Let’s get digital. A riff on the Olivia Newton-John classic, the turn of phrase takes on an ironic twist when considering the original’s context: physical contact. If you’re at all invested in film culture, you’ll be familiar with the great debate of the past few years with the move from filmstrip to digital. The tangible reels with film stock are slowly being replaced by USB sticks containing countless pixels. Movies, which are increasingly looking more and more real, have never seemed so simulated.
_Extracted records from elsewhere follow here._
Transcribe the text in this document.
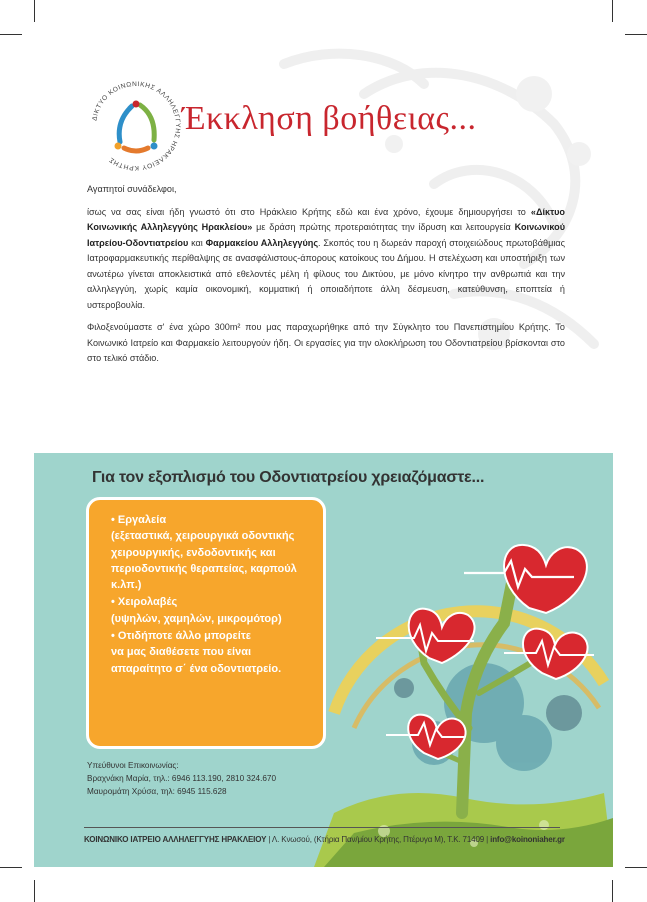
ΔΙΚΤΥΟ ΚΟΙΝΩΝΙΚΗΣ ΑΛΛΗΛΕΓΓΥΗΣ ΗΡΑΚΛΕΙΟΥ ΚΡΗΤΗΣ
Έκκληση βοήθειας...

Αγαπητοί συνάδελφοι,

ίσως να σας είναι ήδη γνωστό ότι στο Ηράκλειο Κρήτης εδώ και ένα χρόνο, έχουμε δημιουργήσει το «Δίκτυο Κοινωνικής Αλληλεγγύης Ηρακλείου» με δράση πρώτης προτεραιότητας την ίδρυση και λειτουργεία Κοινωνικού Ιατρείου-Οδοντιατρείου και Φαρμακείου Αλληλεγγύης. Σκοπός του η δωρεάν παροχή στοιχειώδους πρωτοβάθμιας Ιατροφαρμακευτικής περίθαλψης σε ανασφάλιστους-άπορους κατοίκους του Δήμου. Η στελέχωση και υποστήριξη των ανωτέρω γίνεται αποκλειστικά από εθελοντές μέλη ή φίλους του Δικτύου, με μόνο κίνητρο την ανθρωπιά και την αλληλεγγύη, χωρίς καμία οικονομική, κομματική ή οποιαδήποτε άλλη δέσμευση, κατεύθυνση, εποπτεία ή υστεροβουλία.

Φιλοξενούμαστε σ' ένα χώρο 300m² που μας παραχωρήθηκε από την Σύγκλητο του Πανεπιστημίου Κρήτης. Το Κοινωνικό Ιατρείο και Φαρμακείο λειτουργούν ήδη. Οι εργασίες για την ολοκλήρωση του Οδοντιατρείου βρίσκονται στο στο τελικό στάδιο.

Για τον εξοπλισμό του Οδοντιατρείου χρειαζόμαστε...
• Εργαλεία
(εξεταστικά, χειρουργικά οδοντικής χειρουργικής, ενδοδοντικής και περιοδοντικής θεραπείας, καρπούλ κ.λπ.)
• Χειρολαβές
(υψηλών, χαμηλών, μικρομότορ)
• Οτιδήποτε άλλο μπορείτε
να μας διαθέσετε που είναι απαραίτητο σ΄ ένα οδοντιατρείο.
Υπεύθυνοι Επικοινωνίας:
Βραχνάκη Μαρία, τηλ.: 6946 113.190, 2810 324.670
Μαυρομάτη Χρύσα, τηλ: 6945 115.628
ΚΟΙΝΩΝΙΚΟ ΙΑΤΡΕΙΟ ΑΛΛΗΛΕΓΓΥΗΣ ΗΡΑΚΛΕΙΟΥ | Λ. Κνωσού, (Κτήρια Παν/μίου Κρήτης, Πτέρυγα Μ), Τ.Κ. 71409 | info@koinoniaher.gr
What this shift will mean for restoration and preservation has industry elites and critics’ tongues wagging. (To say nothing of its impact on illegal downloading.) Change is certainly afoot, but it doesn’t all have to be dire. As the Great Digital Film Fest seeks to prove, digital doesn’t necessarily mean dilution. Access is the name of the game at this festival, which is modestly priced and plays classics that benefit from a big screen experience.
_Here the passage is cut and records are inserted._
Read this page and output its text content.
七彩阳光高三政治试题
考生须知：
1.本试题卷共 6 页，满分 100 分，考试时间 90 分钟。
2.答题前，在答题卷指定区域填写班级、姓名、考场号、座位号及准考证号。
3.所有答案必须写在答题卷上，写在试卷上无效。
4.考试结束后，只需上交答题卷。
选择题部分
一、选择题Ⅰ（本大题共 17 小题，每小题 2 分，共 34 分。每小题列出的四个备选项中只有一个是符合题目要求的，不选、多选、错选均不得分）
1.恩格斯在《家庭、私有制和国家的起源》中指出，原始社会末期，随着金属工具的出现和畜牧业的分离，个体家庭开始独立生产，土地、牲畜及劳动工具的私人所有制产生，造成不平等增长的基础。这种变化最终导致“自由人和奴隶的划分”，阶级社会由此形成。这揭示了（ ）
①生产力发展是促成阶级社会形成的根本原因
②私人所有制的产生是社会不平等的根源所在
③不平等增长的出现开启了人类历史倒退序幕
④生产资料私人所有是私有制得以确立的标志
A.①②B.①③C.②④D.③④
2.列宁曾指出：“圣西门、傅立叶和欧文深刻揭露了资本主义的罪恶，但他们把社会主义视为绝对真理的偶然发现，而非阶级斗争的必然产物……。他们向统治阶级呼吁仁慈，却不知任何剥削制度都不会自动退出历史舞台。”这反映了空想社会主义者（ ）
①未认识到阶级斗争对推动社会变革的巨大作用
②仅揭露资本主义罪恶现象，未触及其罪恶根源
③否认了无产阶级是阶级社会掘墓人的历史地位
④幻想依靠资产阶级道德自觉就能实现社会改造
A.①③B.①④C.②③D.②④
With a broad range of programming, the festival covers films that some generations weren’t able to see in cinemas (Stanley Kubick’s 2001: A Space Odyssey and A Clockwork Orange) and others that millennials will be pleased to revisit (The Matrix). Harrison Ford fans will be happy to hear all four Indiana Jones movies will be screened, and Asian film buffs will be able to see two of the biggest titles to cross-over into the Hollywood mainstream: Chan-wook Park’s Oldboy and Kinji Fukasaku’s Battle Royale. Horror aficionados can watch the famous mutation scene from John Landis’ An American Werewolf in London (which set a new bar in genre makeup and prosthetics) as it was meant to be seen. The movie brat generation is also well represented with Steven Spielberg’s Jaws and Martin Scorsese’s Casino and Goodfellas. And the director who hasn’t been out of the headlines since his latest feature opened on Christmas Day gets a double nod—Quentin Tarantino’s seminal films, Reservoir Dogs and Pulp Fiction, will be screened. And yes, Joe Dante's Gremlins will also be played.

It’s not only about nostalgia, as the new Brit cult hit Cockneys vs. Zombies will have its Canadian debut. A comedy-horror mash-up by Matthias Hoene, in which a pair of bank robbers end up in a deadly battle to escape a zombie infested London. Starring Honor Blackman (Pussy Galore from Goldfinger), the film has the makings of a new B-classic.

Digital will always have its dissenters, but the GDFF is doing something that many in the movie business lament the decline of: getting people back into theatres and talking about the classics. Doing it digital has its benefits.